Ainsi, on peut déduire que peu, ou pas de garanties sont données pour la protection et l'assurance effective du consentement de la fille qu'on marie. Il faut signaler qu'après la Fatiha, les époux doivent signer l'acte de mariage à l'état civil et la présence de l'épouse et sa signature (et aussi celle de son tuteur) est requise ; mais cet acte n'est pas une condition de validité du mariage, il n'est qu'un moyen de preuve. Ainsi, en pratique, un mariage conclu grâce à la seule déclaration de volonté du tuteur sans assurance du consentement de la mariée est un mariage valable et complet. Les mariages conclus par la seule Fatiha (qu'on appelle coutumiers) sont validés par des jugements qui constatent l'accomplissement des rites, et le juge peut constater et valider le mariage non signé et non enregistré à l'état civil par la seule réunion de ses éléments constitutifs.

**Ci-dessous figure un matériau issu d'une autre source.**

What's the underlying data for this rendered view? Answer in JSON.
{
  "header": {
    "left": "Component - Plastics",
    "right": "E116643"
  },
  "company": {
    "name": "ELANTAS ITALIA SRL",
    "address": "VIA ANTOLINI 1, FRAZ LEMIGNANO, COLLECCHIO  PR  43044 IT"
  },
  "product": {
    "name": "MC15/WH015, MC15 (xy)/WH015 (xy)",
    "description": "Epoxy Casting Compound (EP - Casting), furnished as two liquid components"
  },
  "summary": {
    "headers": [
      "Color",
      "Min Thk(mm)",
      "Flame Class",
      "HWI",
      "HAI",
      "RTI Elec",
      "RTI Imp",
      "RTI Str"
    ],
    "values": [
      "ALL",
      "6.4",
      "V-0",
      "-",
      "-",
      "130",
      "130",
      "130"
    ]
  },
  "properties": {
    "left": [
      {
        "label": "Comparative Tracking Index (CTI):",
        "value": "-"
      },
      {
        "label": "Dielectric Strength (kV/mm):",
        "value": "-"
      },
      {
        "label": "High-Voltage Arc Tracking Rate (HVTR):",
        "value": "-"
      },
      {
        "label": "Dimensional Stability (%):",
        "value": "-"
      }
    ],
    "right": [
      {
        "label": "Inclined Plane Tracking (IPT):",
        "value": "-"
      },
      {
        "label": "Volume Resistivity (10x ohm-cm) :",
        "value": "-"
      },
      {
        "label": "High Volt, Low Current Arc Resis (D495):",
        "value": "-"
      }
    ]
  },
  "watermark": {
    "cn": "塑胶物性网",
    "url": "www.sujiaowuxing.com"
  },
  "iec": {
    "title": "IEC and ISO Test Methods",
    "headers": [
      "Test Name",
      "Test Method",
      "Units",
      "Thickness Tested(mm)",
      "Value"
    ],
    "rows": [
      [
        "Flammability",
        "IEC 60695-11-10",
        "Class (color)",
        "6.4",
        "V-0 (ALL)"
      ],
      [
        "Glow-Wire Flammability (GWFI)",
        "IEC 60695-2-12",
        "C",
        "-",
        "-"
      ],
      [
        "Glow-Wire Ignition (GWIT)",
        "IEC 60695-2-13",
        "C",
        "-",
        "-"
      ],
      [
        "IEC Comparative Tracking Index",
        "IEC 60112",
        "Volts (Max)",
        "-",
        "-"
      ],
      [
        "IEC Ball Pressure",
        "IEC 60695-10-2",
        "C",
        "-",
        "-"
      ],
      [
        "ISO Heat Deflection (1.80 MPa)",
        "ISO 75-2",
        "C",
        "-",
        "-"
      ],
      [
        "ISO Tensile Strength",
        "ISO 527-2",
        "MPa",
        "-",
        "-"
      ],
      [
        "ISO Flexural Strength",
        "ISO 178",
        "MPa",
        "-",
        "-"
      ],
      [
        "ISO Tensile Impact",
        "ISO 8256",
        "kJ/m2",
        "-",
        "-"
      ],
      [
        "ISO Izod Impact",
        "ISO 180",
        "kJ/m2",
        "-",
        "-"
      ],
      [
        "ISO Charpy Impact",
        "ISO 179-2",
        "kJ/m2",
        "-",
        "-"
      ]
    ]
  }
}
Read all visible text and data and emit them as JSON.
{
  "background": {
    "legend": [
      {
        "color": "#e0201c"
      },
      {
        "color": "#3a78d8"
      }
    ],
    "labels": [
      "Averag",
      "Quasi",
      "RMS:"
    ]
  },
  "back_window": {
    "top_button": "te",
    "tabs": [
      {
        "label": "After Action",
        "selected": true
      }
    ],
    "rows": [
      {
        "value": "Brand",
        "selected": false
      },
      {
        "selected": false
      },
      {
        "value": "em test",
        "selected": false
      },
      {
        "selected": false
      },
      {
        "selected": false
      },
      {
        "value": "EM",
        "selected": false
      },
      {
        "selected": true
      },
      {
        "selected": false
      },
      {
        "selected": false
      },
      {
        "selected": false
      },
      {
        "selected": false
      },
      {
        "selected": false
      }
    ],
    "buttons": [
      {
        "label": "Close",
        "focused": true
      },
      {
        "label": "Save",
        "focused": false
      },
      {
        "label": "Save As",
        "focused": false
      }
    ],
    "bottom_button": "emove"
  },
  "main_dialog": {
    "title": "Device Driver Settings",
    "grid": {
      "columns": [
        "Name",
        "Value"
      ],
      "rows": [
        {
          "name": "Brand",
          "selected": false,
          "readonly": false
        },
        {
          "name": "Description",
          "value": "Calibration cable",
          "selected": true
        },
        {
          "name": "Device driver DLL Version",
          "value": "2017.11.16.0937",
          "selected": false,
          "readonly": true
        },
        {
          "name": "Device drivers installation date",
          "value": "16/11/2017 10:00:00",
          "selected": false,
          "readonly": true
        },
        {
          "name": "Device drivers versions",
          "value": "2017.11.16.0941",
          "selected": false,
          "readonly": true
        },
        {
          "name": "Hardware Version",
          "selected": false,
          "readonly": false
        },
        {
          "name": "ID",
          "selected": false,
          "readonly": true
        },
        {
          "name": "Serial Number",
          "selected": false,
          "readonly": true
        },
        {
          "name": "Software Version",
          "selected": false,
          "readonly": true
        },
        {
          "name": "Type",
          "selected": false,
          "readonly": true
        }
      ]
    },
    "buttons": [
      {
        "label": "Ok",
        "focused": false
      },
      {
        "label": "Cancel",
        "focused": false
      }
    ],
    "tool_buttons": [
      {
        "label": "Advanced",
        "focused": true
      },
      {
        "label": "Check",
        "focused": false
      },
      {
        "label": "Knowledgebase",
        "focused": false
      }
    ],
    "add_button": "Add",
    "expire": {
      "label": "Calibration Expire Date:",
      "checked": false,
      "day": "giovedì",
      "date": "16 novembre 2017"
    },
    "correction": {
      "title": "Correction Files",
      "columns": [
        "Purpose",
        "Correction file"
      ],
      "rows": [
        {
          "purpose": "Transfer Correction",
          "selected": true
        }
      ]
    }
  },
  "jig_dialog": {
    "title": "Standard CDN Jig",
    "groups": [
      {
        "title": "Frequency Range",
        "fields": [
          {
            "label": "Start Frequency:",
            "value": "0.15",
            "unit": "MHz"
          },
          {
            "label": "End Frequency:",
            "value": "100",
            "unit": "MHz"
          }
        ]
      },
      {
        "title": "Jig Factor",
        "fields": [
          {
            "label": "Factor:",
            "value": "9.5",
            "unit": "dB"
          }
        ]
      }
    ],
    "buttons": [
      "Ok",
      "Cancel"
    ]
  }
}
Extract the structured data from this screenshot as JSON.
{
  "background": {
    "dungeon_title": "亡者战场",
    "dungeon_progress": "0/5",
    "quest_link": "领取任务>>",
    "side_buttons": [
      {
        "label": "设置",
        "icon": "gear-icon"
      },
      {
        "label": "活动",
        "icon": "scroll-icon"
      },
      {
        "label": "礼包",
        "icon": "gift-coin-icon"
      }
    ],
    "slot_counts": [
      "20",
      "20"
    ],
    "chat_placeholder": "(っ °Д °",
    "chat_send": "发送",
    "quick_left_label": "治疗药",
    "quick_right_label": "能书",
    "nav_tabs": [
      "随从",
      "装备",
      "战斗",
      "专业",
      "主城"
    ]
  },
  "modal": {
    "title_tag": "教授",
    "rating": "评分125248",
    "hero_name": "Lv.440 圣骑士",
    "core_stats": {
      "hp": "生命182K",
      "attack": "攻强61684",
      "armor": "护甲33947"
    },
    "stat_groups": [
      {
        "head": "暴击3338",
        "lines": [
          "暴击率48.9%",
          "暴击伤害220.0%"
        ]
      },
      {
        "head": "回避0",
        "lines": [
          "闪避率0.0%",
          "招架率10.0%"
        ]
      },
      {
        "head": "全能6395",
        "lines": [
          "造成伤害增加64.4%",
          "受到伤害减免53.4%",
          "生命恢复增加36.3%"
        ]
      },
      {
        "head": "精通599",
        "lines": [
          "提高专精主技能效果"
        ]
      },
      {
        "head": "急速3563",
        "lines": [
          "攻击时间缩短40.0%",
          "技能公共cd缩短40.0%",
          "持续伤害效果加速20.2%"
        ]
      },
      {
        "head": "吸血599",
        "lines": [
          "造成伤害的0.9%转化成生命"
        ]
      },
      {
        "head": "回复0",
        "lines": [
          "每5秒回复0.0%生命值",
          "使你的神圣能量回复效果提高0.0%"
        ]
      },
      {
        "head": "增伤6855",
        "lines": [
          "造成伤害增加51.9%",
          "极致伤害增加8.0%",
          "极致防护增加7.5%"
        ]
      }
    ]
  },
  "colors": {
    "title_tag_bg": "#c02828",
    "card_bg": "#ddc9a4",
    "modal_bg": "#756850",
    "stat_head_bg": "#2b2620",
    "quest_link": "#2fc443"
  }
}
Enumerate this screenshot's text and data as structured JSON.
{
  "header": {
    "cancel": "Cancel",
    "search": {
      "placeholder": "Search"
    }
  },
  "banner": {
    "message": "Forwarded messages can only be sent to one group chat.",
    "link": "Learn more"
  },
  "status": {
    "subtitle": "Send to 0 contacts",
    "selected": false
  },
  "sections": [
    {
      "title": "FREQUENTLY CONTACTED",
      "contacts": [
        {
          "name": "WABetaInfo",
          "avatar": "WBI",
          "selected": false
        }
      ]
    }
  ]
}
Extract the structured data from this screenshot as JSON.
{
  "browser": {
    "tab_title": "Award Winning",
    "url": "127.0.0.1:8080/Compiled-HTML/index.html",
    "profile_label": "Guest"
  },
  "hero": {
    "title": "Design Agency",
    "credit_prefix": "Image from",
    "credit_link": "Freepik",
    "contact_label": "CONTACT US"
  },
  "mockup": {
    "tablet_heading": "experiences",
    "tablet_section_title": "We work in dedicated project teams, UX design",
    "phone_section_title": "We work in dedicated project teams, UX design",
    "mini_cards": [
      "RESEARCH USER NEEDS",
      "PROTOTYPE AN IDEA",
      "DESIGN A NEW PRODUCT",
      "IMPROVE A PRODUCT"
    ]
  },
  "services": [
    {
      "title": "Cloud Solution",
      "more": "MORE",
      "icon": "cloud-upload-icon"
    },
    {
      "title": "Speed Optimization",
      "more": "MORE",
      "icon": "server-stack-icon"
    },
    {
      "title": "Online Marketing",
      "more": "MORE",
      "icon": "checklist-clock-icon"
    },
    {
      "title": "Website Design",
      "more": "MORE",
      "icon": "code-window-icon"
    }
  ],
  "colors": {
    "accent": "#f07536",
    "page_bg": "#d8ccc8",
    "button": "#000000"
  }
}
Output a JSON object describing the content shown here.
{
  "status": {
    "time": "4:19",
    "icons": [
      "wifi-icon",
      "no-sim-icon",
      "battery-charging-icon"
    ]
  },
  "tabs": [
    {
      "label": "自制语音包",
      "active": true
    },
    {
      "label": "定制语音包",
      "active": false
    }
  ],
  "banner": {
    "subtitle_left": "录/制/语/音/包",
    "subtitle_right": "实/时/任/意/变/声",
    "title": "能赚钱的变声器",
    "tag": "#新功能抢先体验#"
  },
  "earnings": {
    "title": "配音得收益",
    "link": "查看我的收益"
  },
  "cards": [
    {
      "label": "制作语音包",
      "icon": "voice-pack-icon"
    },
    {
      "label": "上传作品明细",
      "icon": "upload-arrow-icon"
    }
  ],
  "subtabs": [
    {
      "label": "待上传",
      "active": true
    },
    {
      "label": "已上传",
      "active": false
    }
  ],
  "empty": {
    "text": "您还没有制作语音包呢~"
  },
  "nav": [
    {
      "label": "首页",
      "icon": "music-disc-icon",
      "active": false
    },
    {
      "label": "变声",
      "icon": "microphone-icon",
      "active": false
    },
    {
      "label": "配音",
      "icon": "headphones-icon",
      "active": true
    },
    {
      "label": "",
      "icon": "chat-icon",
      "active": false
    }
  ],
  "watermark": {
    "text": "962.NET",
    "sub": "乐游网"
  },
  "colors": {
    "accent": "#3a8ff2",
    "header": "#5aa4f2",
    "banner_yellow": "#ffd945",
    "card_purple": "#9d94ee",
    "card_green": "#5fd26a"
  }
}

En Algérie, beaucoup de mariages coutumiers (sans acte d'état civil) et donc en possible violation de la volonté de la fille, ont été validés par les tribunaux. Il faut dire aussi que pour ces validations judiciaires, les juges peuvent s'enquérir et requérir la volonté de l'épouse, mais ces validations ne sont souvent demandées que plusieurs années après le mariage (en général pour la scolarisation des enfants à qui est demandé un acte de naissance), et il est pratiquement inconcevable pour la femme de demander l'annulation d'un mariage avec une nombreuse progéniture comme tel est souvent le cas.
La polygamie : Le droit à la jalousie
La licité ou plutôt la légalité de la polygamie frustre la femme du droit fondamental à la jalousie, tandis que certains courants doctrinaux de la chariaâ (législation islamique) subordonnent le droit de l'époux à la polygamie à certaines conditions, notamment la stérilité de l'épouse ou sa maladie et aussi le consentement de celle-ci, le code de la famille algérien en fait un droit incontrôlé sous la simple réserve de conditions et intentions d'équité qui ne peuvent en pratique être contrôlées qu'a posteriori et non préalablement au mariage. Par ailleurs, il n'est requis de l'époux qu'une formalité préalable consistant en une simple « information » de la ou des premières épouse(s). Au cas où elle(s) ne consentirai(en)t pas à cette rivalité, elles n'aurai(en)t que la possibilité de demander le divorce.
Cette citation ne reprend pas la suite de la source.